Japan boosts transition to offshore wind power

With the financing in place for Japan’s first large-scale commercial wind farm project, the country is looking to follow in the footsteps of Taiwan and accelerate its transition to renewable energy sources.

The world’s third largest economy is aiming to boost the renewables share of its energy mix from 16% to 24% by 2030, with hydropower contributing 9.2%, solar 7%, biomass 4.6%, wind 1.7%, and geothermal 1.1%.

Marubeni Corporation, through a special purpose company called Akita Offshore Wind Corporation, has decided to implement the construction, operation and maintenance of offshore wind farms at the Akita and Noshiro ports in Akita prefecture.

The 100-billion-yen (US$894.40 million) project will create about 140 megawatts of electric power to be sold to Tohoku Electric Power over 20 years under a power purchase agreement based on the feed-in-tariff programme. The project is expected to commence commercial operations in 2022, with the base for operations and maintenance at the Noshiro port.

“This is an important project as it can serve as a template in the development of the sector going forward,” says Daniel Mallo, managing director and head of natural resources and infrastructure for Asia-Pacific at Societe Generale CIB, which acted as a senior lender in the transaction. “The project also demonstrates the spread of offshore wind farming is beginning to happen across the region.”

The loan agreements for the project were concluded on February 3, and the funding was provided by multiple domestic and foreign financial institutions, with MUFG Bank, Mizuho Bank, and Sumitomo Mitsui Banking acting as joint mandated lead arrangers.
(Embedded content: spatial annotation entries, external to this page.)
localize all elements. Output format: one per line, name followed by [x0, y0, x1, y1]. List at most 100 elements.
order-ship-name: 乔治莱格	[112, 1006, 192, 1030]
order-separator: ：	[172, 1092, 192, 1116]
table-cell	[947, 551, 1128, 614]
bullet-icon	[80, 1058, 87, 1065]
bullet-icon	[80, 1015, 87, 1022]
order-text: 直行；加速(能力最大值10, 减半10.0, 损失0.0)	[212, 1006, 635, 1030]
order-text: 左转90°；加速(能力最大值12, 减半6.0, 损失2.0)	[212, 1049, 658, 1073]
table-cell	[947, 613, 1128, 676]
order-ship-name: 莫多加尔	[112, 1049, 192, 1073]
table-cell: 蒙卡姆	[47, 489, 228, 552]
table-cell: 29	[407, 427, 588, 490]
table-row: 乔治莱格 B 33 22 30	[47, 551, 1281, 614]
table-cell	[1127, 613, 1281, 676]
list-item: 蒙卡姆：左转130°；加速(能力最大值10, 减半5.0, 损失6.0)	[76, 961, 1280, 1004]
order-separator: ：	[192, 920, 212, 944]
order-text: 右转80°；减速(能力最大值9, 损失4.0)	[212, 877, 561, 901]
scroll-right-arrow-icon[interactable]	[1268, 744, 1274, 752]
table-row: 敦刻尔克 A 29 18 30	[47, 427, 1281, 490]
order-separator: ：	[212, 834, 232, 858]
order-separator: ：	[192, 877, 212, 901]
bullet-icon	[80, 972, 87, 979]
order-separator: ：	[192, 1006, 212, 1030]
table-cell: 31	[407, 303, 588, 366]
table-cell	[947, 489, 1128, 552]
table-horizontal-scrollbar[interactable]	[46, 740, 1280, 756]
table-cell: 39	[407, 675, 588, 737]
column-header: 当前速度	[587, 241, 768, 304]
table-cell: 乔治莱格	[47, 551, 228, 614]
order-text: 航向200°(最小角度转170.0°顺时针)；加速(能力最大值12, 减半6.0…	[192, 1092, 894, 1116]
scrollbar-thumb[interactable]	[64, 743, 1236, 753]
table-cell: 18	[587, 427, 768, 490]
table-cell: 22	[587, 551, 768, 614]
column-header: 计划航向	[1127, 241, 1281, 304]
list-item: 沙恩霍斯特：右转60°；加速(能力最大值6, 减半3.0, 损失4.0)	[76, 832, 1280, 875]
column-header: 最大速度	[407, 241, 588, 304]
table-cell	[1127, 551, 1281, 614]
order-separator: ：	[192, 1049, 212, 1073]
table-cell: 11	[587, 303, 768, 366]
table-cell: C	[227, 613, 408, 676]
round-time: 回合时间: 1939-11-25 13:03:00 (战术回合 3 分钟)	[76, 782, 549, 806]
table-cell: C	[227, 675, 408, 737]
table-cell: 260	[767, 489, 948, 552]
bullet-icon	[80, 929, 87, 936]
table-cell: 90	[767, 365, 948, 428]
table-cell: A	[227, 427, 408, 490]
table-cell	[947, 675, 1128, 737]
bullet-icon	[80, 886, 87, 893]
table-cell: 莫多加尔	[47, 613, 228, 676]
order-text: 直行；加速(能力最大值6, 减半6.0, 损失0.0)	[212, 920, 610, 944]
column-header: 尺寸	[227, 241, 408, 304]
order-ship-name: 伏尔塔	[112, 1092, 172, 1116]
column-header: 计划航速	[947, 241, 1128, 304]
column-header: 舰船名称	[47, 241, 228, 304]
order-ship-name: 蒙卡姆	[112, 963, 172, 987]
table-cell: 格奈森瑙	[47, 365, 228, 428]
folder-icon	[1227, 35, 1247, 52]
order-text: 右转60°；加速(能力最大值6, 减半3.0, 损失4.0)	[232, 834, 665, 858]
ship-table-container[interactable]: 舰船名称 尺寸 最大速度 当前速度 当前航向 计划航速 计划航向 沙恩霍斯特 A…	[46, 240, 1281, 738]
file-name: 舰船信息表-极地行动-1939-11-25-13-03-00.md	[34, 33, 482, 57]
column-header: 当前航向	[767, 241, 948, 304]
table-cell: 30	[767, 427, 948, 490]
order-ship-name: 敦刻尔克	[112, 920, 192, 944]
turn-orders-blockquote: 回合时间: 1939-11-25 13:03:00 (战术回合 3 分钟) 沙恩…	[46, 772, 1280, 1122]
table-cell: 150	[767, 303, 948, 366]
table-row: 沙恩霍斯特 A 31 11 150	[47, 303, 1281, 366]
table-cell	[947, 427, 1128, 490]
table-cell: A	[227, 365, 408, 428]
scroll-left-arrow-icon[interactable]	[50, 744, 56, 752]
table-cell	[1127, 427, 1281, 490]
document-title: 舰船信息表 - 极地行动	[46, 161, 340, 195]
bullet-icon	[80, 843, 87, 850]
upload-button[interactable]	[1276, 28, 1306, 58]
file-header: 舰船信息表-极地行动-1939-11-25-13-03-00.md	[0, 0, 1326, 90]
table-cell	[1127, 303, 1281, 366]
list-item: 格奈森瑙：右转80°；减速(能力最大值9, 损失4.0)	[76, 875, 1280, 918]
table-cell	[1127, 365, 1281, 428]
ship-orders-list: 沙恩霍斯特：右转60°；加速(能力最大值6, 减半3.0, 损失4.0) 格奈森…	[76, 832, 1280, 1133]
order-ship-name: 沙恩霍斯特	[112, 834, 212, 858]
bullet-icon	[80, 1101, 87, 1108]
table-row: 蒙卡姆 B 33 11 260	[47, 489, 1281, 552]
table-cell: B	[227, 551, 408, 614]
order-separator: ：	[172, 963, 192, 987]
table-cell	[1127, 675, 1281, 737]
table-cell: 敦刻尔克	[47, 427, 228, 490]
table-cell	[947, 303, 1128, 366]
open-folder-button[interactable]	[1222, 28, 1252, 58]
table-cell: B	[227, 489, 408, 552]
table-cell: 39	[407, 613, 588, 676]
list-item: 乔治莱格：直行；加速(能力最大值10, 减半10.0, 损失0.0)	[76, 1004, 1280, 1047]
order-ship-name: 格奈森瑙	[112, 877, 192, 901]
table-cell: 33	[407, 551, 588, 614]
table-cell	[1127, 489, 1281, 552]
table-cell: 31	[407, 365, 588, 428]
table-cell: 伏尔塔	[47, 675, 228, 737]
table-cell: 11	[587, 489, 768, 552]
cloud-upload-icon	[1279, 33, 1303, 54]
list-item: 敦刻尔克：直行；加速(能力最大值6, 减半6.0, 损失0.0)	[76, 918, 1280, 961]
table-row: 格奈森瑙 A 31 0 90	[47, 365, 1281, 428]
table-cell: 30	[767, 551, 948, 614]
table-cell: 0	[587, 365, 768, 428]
In addition to Marubeni, the project sponsors include Obayashi Corporation, Tohoku Sustainable & Renewable Energy , Cosmo Eco Power, Kansai Electric Power , Chubu Electric Power , Akita Bank, Ohmori Company, Sawakigumi Corporation, Kyowa Oil , Katokensetsu Company, Kanpu Company and Sankyo Company.

Japan, unlike some other countries, is constrained in its ability to substantially scale up onshore wind farm and solar projects because it has a high population density and its topography is not conducive to building these projects.

“So, for Japan to accelerate its energy transition to renewables, which was initially driven through solar farm projects, offshore is a good way to go,” Mallo points out. However, while Japan is land-constrained, it has a lot of coastline, which allows offshore wind farm projects to be significantly bigger than those that can be built onshore.

Mallo says the long-term potential for offshore wind farm development in Japan is much greater than in Taiwan, which is aiming to install 5.5 gigawatts of offshore wind farm capacity by 2025. Japan has a lot of strong domestic sponsors, who are active investors in the energy and power sector. Marubeni, for instance, is an active investor in offshore wind farming in Europe, and already has a lot of project expertise. In addition, a large amount of domestic capital is available to fund offshore wind farm projects.

While the Marubeni project involves only Japanese sponsors, foreign sponsors are highly interested in the project due to its huge potential and the fact that Japan is an attractive and highly-rated investment space. “Similar to the Taiwan story, these foreign sponsors are looking for new growth markets and that’s what will draw them to Japan as well,” notes Mallo.

Going forward, the next frontier for the Japanese wind farm sector will be floating wind farms as Japan is surrounded by deep seabeds. And, according to Mallo, there is interest among investors in Japan to sponsor such projects.

Japanese authorities have also made a strong push to develop the offshore wind farm power sector by addressing regulatory issues, such as the terms of concessions. A bill passed in November 2018 allows a maximum occupancy period of 30 years for offshore wind farms in the so-called promotion zone. This was a welcome development from the short-term occupancy rights previously granted by local prefectures.

The government is also offering a relatively generous feed-in tariff to kickstart the industry and attract initial investors, although it is expected that the tariff – similar to the one given to the solar power sector – will decline over time as the industry grows and achieves economies of scale.

This year, Japan is also launching a competitive tender for offshore wind farming to generate more investor interest.